A lot of people would say, “imitation is the greatest form of flattery.” And it sounds really great, knowing that people try to emulate you and your work. However, there are times when you end up grabbing too much of someone else’s ideas, and you don’t realize you’re already shouting another person’s creed.
In web design, the best get imitated. A lot. Look at Zeldman. Only God knows how many aspiring designers do
File > Save Page As... on his site, every single day. If you go through Dave Shea’s CSS Zen Garden, and then browse through Scriv’s CSS Vault, you know that design ideas really do get around. But almost everyone knows how to expound inspirations, and somehow make it their own.
A few days ago, I got an email from someone in Malaysia asking if he could use the CSS producing the dots–and–arrows link styling on this site. But when I visited his site, it turns out he was already using them—colors, graphics, hover behavior and all. I promptly replied asking that he can use my work as an inspiration, but to please use different graphics and colors. And change them he did—he tinted them with another color.
And as I scanned around his site, it turns out this guy is one big fan of mine. Not that I’m good, maybe he’s just lazy and decided to copy a few details from a few good sites, mine included. I was thinking, “maybe I’m famous enough now so I’ll just let it pass.” But I changed my mind.

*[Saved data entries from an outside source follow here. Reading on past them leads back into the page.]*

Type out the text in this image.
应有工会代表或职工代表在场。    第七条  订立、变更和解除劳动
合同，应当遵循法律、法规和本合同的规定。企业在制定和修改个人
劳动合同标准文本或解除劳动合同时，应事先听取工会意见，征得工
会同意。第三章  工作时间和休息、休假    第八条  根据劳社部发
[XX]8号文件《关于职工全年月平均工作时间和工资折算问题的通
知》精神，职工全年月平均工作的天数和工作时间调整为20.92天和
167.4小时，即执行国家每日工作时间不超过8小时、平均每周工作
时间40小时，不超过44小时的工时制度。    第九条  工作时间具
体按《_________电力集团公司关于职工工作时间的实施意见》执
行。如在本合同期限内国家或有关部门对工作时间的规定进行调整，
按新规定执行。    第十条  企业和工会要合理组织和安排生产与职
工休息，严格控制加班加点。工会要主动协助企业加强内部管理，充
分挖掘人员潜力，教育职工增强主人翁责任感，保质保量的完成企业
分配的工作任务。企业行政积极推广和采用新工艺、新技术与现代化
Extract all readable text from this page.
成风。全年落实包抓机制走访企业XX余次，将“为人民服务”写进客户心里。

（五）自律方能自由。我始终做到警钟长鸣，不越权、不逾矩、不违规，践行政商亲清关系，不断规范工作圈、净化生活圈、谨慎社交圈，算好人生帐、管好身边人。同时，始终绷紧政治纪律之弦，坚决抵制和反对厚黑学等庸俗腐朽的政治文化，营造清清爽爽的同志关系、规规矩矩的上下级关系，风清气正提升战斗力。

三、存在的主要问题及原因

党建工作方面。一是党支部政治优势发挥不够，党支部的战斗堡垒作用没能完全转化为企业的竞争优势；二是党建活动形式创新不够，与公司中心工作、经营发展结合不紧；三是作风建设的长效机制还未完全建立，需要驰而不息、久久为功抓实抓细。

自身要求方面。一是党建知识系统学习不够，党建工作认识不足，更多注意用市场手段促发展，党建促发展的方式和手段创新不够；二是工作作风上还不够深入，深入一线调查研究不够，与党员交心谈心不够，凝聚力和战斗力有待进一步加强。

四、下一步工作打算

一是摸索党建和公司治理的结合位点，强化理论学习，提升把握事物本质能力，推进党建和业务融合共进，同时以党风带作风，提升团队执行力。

First of all, go read my about section, specifically the second paragraph of that page. Done? Now read this. I know my about section is now outdated, but that’s not the point, right? So, can he really do that? The following graphic illustrates my first point.
And we’re just getting started. A few months ago, when I felt all in–love and mushy, I posted lyrics of Ric Segreto’s Loving You, with matching dedication. Of course it’s pretty clear that I don’t own the copyright to the words of the song, but do you really think he’d think of the same song one day after I posted them on my weblog? What are the chances that he knows a song made popular only here in the Philippines, and many years ago at that?
Now let’s try diving deeper. Let’s say, stylesheet deep. rev2.css is my stylesheet, and kinki.css is his. I have another graphic below, with brief snippets of code. Similarities? Or copy–and–paste magic? Look at his comment form in the entry pages—familiar, right? And then my style rules for the increasing/decreasing textarea (made famous by Dunstan), what is it doing in his code when it’s not used at all?
I know that maybe in a few hours I’ll realize I’m overreacting, and we all go through this stage. Yes, I do save the best pages and study their code. But never to the point of uploading them to a webserver, and use it in a public environment, like in a weblog. Personally, I’m more offended about the grossly reused content than the design aspect of things. My friend, learn from this experience and move on. You are way much better than that.